2004: THE YEAR IN REVIEW

The 150th anniversary of the Crimean War


There had not been so much European battle armament or officialdom in the area around Sevastopol probably since the Crimean War ended. While three Turkish cruisers, a British frigate and three Italian naval ships, including the historic tall ship, the Amerigo Vespucci, anchored in the bay just off the coast, official representatives of Russia, Turkey, Britain, Italy and France gathered on land on September 9-10, 2004, in the historic city, located at the tip of the Crimean peninsula in southern Ukraine. They were there to commemorate 150 years since the beginning of the Crimean conflict, in which all the great powers of Europe took part.

The war, which was memorialized in Tennyson's epic poem, "The Charge of the Light Brigade," is considered by many historians one of the seminal moments for the development of a Ukrainian national self-awareness and the independence movement that culminated in statehood in 1918. Russia's defeat in the conflict also led directly to the elimination of serfdom in the Russian Empire in 1861.

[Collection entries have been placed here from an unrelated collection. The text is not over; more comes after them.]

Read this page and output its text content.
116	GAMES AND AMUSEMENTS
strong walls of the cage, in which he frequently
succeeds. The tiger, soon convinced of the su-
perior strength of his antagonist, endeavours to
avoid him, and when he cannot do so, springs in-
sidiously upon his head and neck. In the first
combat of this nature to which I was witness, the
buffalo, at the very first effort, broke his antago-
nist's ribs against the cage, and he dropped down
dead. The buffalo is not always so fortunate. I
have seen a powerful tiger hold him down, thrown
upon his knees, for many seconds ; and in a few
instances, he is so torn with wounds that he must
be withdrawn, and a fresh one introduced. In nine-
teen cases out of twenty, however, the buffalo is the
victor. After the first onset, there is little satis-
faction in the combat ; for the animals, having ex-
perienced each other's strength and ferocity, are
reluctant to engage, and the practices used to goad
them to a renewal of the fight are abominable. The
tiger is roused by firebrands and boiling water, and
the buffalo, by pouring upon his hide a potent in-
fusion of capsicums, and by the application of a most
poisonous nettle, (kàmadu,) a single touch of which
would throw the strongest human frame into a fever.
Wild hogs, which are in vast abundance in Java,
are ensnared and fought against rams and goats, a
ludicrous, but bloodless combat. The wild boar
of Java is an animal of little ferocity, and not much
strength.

The commemorations, which occurred on a series of cold and rainy early autumn days, consisted of visits to the vast cemeteries of the Russian, English, French and Italian soldiers that lie in the hills around Balaklava, located some 12 kilometers (8 miles) from Sevastopol. More than 1 million combatants lost their lives in the three-year conflict, a third of whom were Ukrainians in the Russian force.

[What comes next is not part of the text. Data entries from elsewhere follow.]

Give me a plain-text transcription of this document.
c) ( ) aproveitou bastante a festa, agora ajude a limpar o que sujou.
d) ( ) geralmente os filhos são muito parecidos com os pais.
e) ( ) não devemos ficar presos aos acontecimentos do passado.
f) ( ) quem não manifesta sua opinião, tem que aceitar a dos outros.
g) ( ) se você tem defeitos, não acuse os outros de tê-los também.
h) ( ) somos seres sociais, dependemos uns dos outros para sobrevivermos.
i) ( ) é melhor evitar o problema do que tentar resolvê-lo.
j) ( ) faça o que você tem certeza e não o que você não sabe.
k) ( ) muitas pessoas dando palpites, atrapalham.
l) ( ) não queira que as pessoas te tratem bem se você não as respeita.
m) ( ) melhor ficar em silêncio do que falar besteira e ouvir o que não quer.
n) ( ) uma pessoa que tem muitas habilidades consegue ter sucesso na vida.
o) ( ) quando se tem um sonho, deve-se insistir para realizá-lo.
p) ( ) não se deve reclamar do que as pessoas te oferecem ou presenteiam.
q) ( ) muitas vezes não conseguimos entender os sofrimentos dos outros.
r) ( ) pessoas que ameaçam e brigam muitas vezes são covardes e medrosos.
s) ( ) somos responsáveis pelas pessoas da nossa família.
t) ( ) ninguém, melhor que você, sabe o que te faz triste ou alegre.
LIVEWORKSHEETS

The culmination of various events of the anniversary program, which also included a parade of ships, came on September 10 when a new memorial to the fallen, which was also dedicated to maintaining lasting peace among the nations that were involved in the Crimean War, was unveiled in Sevastopol.

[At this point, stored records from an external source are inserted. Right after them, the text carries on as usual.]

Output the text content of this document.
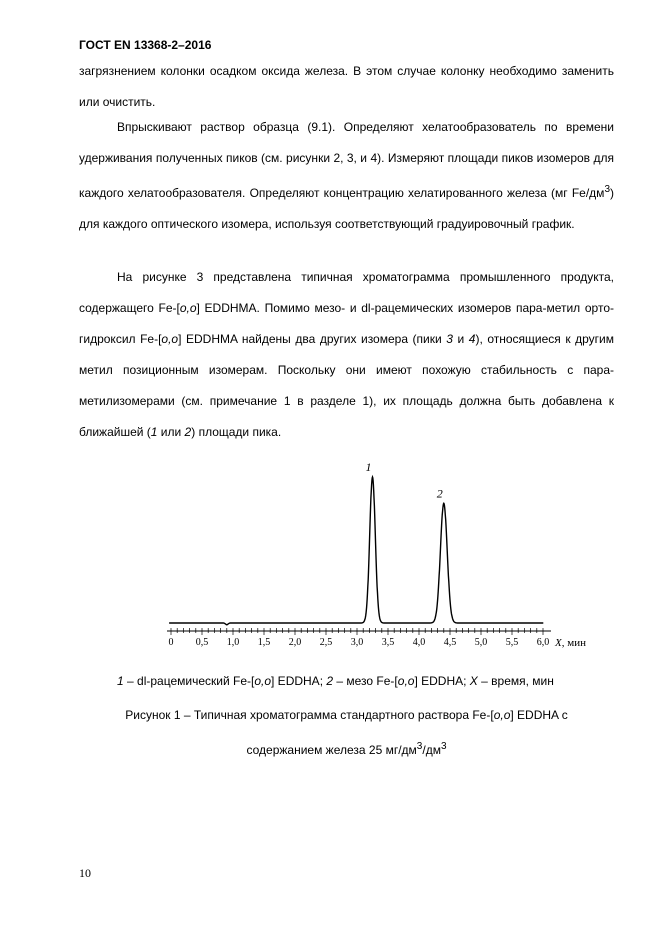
ГОСТ EN 13368-2–2016

загрязнением колонки осадком оксида железа. В этом случае колонку необходимо заменить или очистить.

Впрыскивают раствор образца (9.1). Определяют хелатообразователь по времени удерживания полученных пиков (см. рисунки 2, 3, и 4). Измеряют площади пиков изомеров для каждого хелатообразователя. Определяют концентрацию хелатированного железа (мг $Fe/дм^3$) для каждого оптического изомера, используя соответствующий градуировочный график.

На рисунке 3 представлена типичная хроматограмма промышленного продукта, содержащего Fe-[o,o] EDDHMA. Помимо мезо- и dl-рацемических изомеров пара-метил орто-гидроксил Fe-[o,o] EDDHMA найдены два других изомера (пики 3 и 4), относящиеся к другим метил позиционным изомерам. Поскольку они имеют похожую стабильность с пара-метилизомерами (см. примечание 1 в разделе 1), их площадь должна быть добавлена к ближайшей (1 или 2) площади пика.

0 0,5 1,0 1,5 2,0 2,5 3,0 3,5 4,0 4,5 5,0 5,5 6,0 X, мин
1
2
1 – dl-рацемический Fe-[o,o] EDDHA; 2 – мезо Fe-[o,o] EDDHA; X – время, мин
Рисунок 1 – Типичная хроматограмма стандартного раствора Fe-[o,o] EDDHA с
содержанием железа 25 $мг/дм^3/дм^3$
10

Among the dignitaries present in addition to Ukraine's Vice Prime Minister Dmytro Tabachnyk and Minister of Defense Yevhen Marchuk, were Prince Michael of Kent, cousin to Britain's Queen Elizabeth II, and former Russian Prime Minister and current Ambassador to Ukraine Viktor Chernomyrdin. Also on hand were the ambassadors to Ukraine from the countries that participated in the war, as well as a large Turkish military delegation and thousands of curious Ukrainians.

In the days prior to the commemorations, the cities of Sevastopol and Balaklava undertook a much-needed facelift of the war memorials, the cemeteries and battle sites in the area, financed by the government in Kyiv. In July President Leonid Kuchma had declared that Balaklava, one of the oldest and most historic cities in Ukraine, which also has a scenic deep water bay and mountainous vistas, should be transformed from a naval base into a tourist site.

The 150th anniversary of the Crimean War occurred as Balaklava celebrated the 2,500th anniversary since it was founded as a Cimmerian city. More recently it was a closed city and the home of what during the Soviet era was the world's most secret underwater submarine base, home to the Soviet Union's Mediterranean Sea nuclear submarine fleet. Today it harbors both the Ukrainian Naval Forces and the Russian Black Sea Fleet within its several deepwater bays.

Balaklava was also where one of the largest European conflicts of the 19th century began, after Russia attempted to take parts of current-day Moldova and Romania and extend its influence onto the Balkan Peninsula. It ended when the Austro-Hungarian Empire, which controlled the Halychyna (Galicia) region of Ukraine at the time, told the Ottoman Empire and its allies that it was ready to enter the war on its side. Russia, well aware that the addition of the Austro-Hungarian forces presented an insurmountable force that could have led to the dissolution of the southwestern portion of its empire, mainly the Ukrainian territories, quickly agreed to the Paris Peace Treaty.